Teheran has two wins in seven starts, compared to four victories in six starts for Hammel, who received his first no-decision of the year in his most recent outing.
Hammel struggled with his command against the Cardinals on Sunday, giving up a season-high seven hits and issuing a pair of two-out walks that both led to runs in six innings. He entered the day with the best WHIP in the Majors.
Although Hammel was not on the mound in a two-run ninth by St. Louis, the two walks proved to be the difference in Chicago's 5-4 loss.
"I was trying to find my command -- it really wasn't there," Hammel said of the outing. "It was a grind, and I made pitches for most of the night. Two-out walks in the big leagues, those are no good."

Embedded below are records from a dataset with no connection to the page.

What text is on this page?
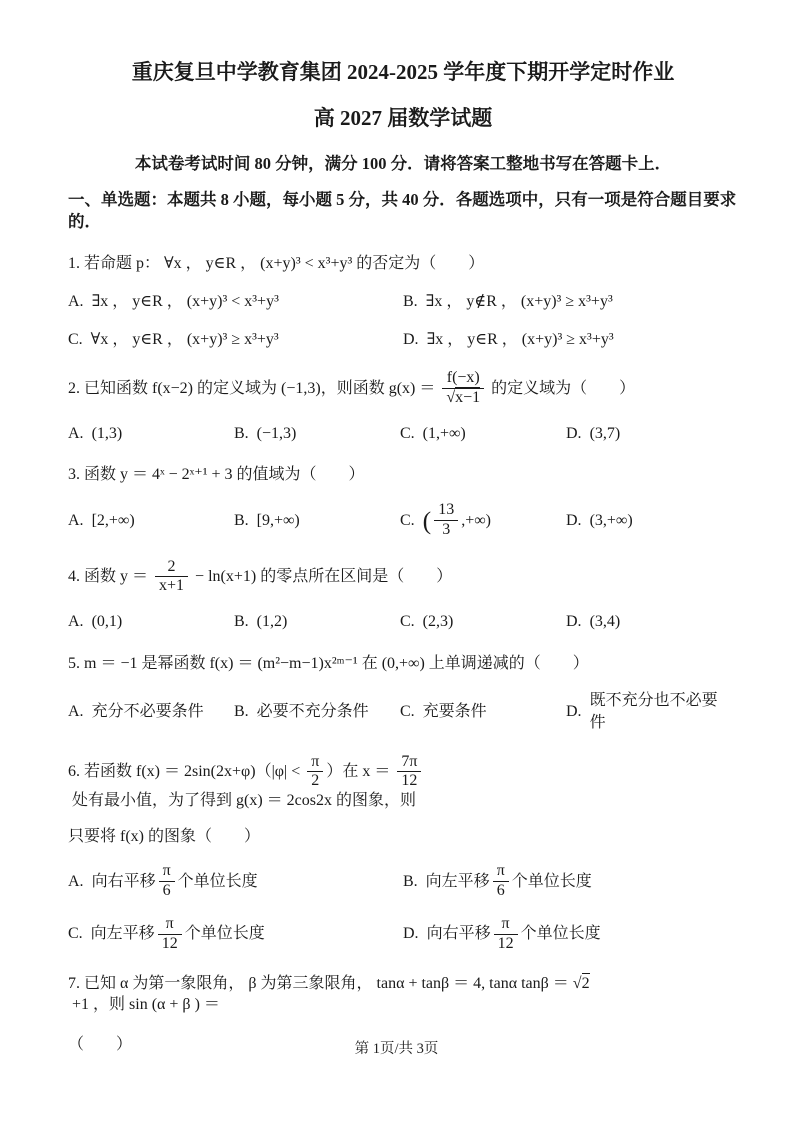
重庆复旦中学教育集团 2024-2025 学年度下期开学定时作业
高 2027 届数学试题
本试卷考试时间 80 分钟，满分 100 分．请将答案工整地书写在答题卡上．
一、单选题：本题共 8 小题，每小题 5 分，共 40 分．各题选项中，只有一项是符合题目要求的．
1. 若命题 p： ∀x ， y∈R ， (x+y)³ < x³+y³ 的否定为（　　）
A. ∃x ， y∈R ， (x+y)³ < x³+y³	B. ∃x ， y∉R ， (x+y)³ ≥ x³+y³
C. ∀x ， y∈R ， (x+y)³ ≥ x³+y³	D. ∃x ， y∈R ， (x+y)³ ≥ x³+y³
2. 已知函数 f(x−2) 的定义域为 (−1,3)，则函数 $g(x) = \frac{f(-x)}{√x-1}$ 的定义域为（　　）
A. (1,3)	B. (−1,3)	C. (1,+∞)	D. (3,7)
3. 函数 y ＝ 4ˣ − 2ˣ⁺¹ + 3 的值域为（　　）
A. [2,+∞)	B. [9,+∞)	C. ( $\frac{13}{3}$ ,+∞)	D. (3,+∞)
4. 函数 $y = \frac{2}{x+1} - \ln(x+1)$ 的零点所在区间是（　　）
A. (0,1)	B. (1,2)	C. (2,3)	D. (3,4)
5. m ＝ −1 是幂函数 f(x) ＝ (m²−m−1)x²ᵐ⁻¹ 在 (0,+∞) 上单调递减的（　　）
A. 充分不必要条件 B. 必要不充分条件 C. 充要条件	D.
既不充分也不必要件
6. 若函数 $f(x) = 2\sin(2x+\varphi)(|\varphi| < \frac{\pi}{2}$ ）在 $x = \frac{7\pi}{12}$
处有最小值，为了得到 g(x) ＝ 2cos2x 的图象，则
只要将 f(x) 的图象（　　）
A. 向右平移 $\frac{\pi}{6}$ 个单位长度	B. 向左平移 $\frac{\pi}{6}$ 个单位长度
C. 向左平移 $\frac{\pi}{12}$ 个单位长度	D. 向右平移 $\frac{\pi}{12}$ 个单位长度
7. 已知 α 为第一象限角， β 为第三象限角， tanα + tanβ ＝ 4, tanα tanβ ＝ √2
+1 ，则 sin (α + β ) ＝
（　　）	第 1页/共 3页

Braves: Kimbrel in top form
It seems safe to discard any concerns that developed when Craig Kimbrel struggled in his first two appearances after resting a sore right shoulder for a week. The Braves closer has surrendered just one hit while holding opponents scoreless in his past five appearances.
Kimbrel retired just two of the seven Mets he faced before being removed during the ninth inning of an April 19 win. Two days later, he squandered a one-run, ninth-inning lead against the Marlins and then concluded that appearance with three consecutive strikeouts.
The impressive conclusion to that April 21 appearance against the Marlins marked the start of a dominant run for Kimbrel. He enters Friday having struck out 13 of the past 21 batters he had faced.
Kimbrel's fastball had been sitting around 96 mph most of this season. But six of the seven fastballs he threw while striking out two Cardinals in Tuesday's perfect ninth inning were clocked at 97 mph or above.
Despite those two shaky appearances two weeks ago, Kimbrel has struck out exactly half of the 52 batters he has faced.
Cubs: Setting the tone
One year ago, the Cubs were 13-20 and 8 1/2 games back after 33 games in the National League Central. Heading into Thursday's finale against the White Sox, the Cubs are 12-21 and nine games back. General manager Jed Hoyer said he's pleased with what manager Rick Renteria has done so far.
"Very happy," Hoyer said when asked about the rookie manager. "He creates a great environment for these guys. A lot of guys are playing much better than last year.
"We've given him a very young team," Hoyer said. "We've given him a very young bullpen that doesn't have a lot of experience. I think he's managed that really well."
Renteria also has had to deal with injuries to two pitchers projected as key pieces in the bullpen, Jose Veras and Pedro Strop. Two of the outfielders, Justin Ruggiano and Ryan Sweeney, are sidelined with hamstring injuries.
Renteria has done his best to keep things upbeat.
"I like the tone," Hoyer said. "Obviously, the results, the wins and losses, are probably no different than it was with Dale [Sveum last year]. We're not in a place right now where we're going to evaluate [Renteria] based on the standings in the paper in the morning."
• Justin Upton is batting .304 (7-for-23) with two doubles, a homer and seven RBIs against Hammel.
• The last time the Braves played the Cubs, Atlanta clinched the NL East with a 5-2 victory at Wrigley Field on Sept. 22, 2013. The last time the Cubs visited Turner Field, B.J. Upton and Justin Upton both homered in the ninth to lift the Braves, 6-5, on April 6, 2013.
• Cubs GM Jed Hoyer said they are getting close to meeting with some of the prospective Draft picks. "We've certainly narrowed things down," Hoyer said. The Cubs have the fourth pick in the June 5 First-Year Player Draft.
• The Cubs tied a season high with 15 hits on Thursday in a 12-5 win over the White Sox.
• Rookie Mike Olt hit his first career grand slam on Thursday, and has homered in back-to-back games for the first time in his career. Olt has six home runs and seven singles among his total 14 hits.
• Rookie Brian Schlitter made his seventh straight scoreless appearance on Thursday, and picked up the win in relief of starter Jake Arrieta, who was lifted after four innings.
Joe Morgan is an associate reporter for MLB.com. This story was not subject to the approval of Major League Baseball or its clubs.